Villefort levantou-se quase envergonhado de ter sido surpreendido no meio da sua dor.
A terrível função que exercia havia vinte e cinco anos acabara por fazer dele mais e menos do que um homem.
O seu olhar, por momentos alucinado, fixou-se em Morrel.
- Quem é o senhor, que se esquece que se não entra assim numa casa habitada pela morte? - perguntou. - Saia, senhor! Saia! Mas Morrel continuou imóvel, sem poder desviar os olhos do espectáculo horrível daquela cama em desordem e da pálida figura nela deitada.
- Saia, ouviu?! - gritou Villefort, enquanto Avrigny se adiantava por seu turno para fazer sair Morrel.

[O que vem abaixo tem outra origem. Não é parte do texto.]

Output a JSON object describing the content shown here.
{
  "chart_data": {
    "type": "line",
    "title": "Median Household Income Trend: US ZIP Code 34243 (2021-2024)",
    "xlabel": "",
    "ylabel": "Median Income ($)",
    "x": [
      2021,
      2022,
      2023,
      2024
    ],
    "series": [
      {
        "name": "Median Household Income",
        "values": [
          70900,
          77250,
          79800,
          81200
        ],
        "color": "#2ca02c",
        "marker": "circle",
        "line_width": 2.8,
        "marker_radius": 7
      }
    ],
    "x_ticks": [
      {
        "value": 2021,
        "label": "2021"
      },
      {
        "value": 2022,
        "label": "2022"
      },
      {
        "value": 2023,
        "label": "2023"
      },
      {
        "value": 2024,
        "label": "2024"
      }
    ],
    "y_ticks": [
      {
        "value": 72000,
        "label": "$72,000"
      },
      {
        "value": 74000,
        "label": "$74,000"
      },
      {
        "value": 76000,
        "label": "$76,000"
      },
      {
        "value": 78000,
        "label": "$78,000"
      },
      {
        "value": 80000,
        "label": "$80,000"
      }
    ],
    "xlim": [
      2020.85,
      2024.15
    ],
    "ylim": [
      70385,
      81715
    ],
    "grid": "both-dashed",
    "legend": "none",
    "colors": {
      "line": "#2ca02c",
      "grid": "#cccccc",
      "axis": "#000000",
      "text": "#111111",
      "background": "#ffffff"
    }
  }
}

Este olhou com ar enlouquecido o cadáver, os dois homens e todo o quarto, pareceu hesitar um instante e abriu a boca. Depois, não encontrando que dizer, apesar do imenso enxame de ideias fatais que lhe invadiam o cérebro, arrepiou caminho, metendo as mãos pelos cabelos, de tal forma que Villefort e Avrigny, distraídos por momentos das suas preocupações, trocaram, depois de o seguir com a vista, um olhar que queria dizer; «é louco!»

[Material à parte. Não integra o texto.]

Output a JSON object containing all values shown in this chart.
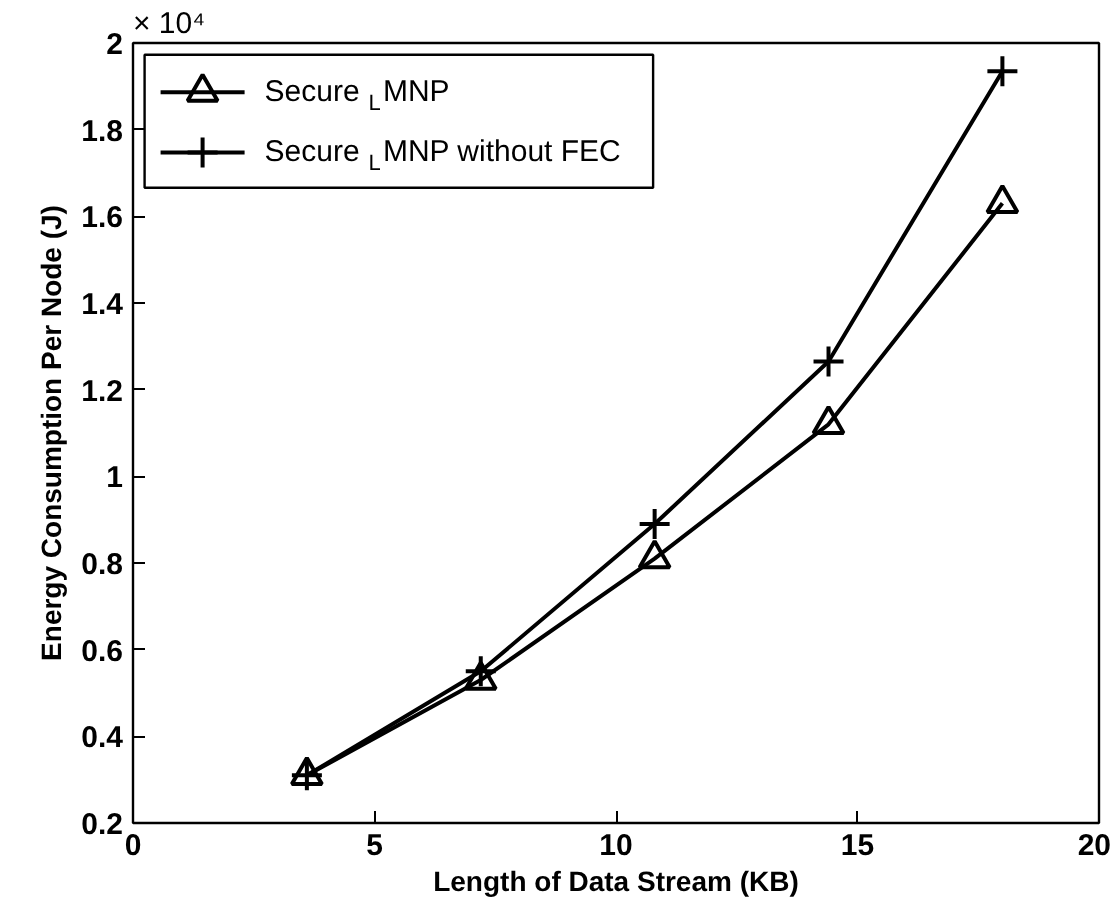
{
  "chart_data": {
    "type": "line",
    "xlabel": "Length of Data Stream (KB)",
    "ylabel": "Energy Consumption Per Node (J)",
    "annotations": [
      "× 10⁴"
    ],
    "x": [
      3.6,
      7.2,
      10.8,
      14.4,
      18
    ],
    "xlim": [
      0,
      20
    ],
    "xticks": [
      0,
      5,
      10,
      15,
      20
    ],
    "ylim": [
      0.2,
      2
    ],
    "yticks": [
      0.2,
      0.4,
      0.6,
      0.8,
      1,
      1.2,
      1.4,
      1.6,
      1.8,
      2
    ],
    "grid": false,
    "legend": "top left",
    "line_style": "solid",
    "series": [
      {
        "name": "Secure$_{L}$MNP",
        "color": "#000000",
        "marker": "triangle",
        "values": [
          0.31,
          0.53,
          0.81,
          1.12,
          1.63
        ]
      },
      {
        "name": "Secure$_{L}$MNP without FEC",
        "color": "#000000",
        "marker": "cross",
        "values": [
          0.31,
          0.55,
          0.89,
          1.265,
          1.935
        ]
      }
    ]
  }
}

Mas ainda não tinham passado cinco minutos ouviram-se gemer os degraus da escada debaixo de um peso considerável e viu-se Morrel carregar com força sobre-humana nos braços a poltrona de Noirtier e chegar com o velho ao primeiro andar da casa.
Chegado ao cimo da escada, Morrel pousou a poltrona no chão e empurrou-a rapidamente até ao quarto de Valentine.
Toda esta manobra foi executada com força decuplicada pela exaltação frenética do rapaz.
Mas o que mais impressionava era a figura de Noirtier ao dirigir-se para a cama de Valentine empurrado por Morrel; sim, a figura de Noirtier, em que a inteligência desenvolvia todos os seus recursos e cujos olhos congregavam todo o seu poder para suprir as restantes faculdades.
Por isso, aquele rosto pálido, de olhar incendiado, foi para Villefort uma temerosa aparição.
Todas as vezes que se encontrara com o pai passara-se sempre algo terrível.
- Veja o que fizeram! - gritou Morrel, com uma das mãos ainda apoiada nas costas da poltrona que acabava de empurrar até à cama e com a outra estendida para Valentine. - Veja, meu pai, veja!
Villefort recuou um passo e olhou com espanto aquele rapaz que lhe era quase desconhecido e que chamava pai a Noirtier.
Naquele momento toda a alma do velho pareceu reflectir-se-lhe nos olhos, que se injectaram de sangue; depois, as veias do pescoço incharam-lhe e uma cor arroxeada como a que invade a pele dos epilépticos cobriu-lhe o pescoço, as faces e as têmporas. àquela explosão interior de todo um ser só faltava um grito.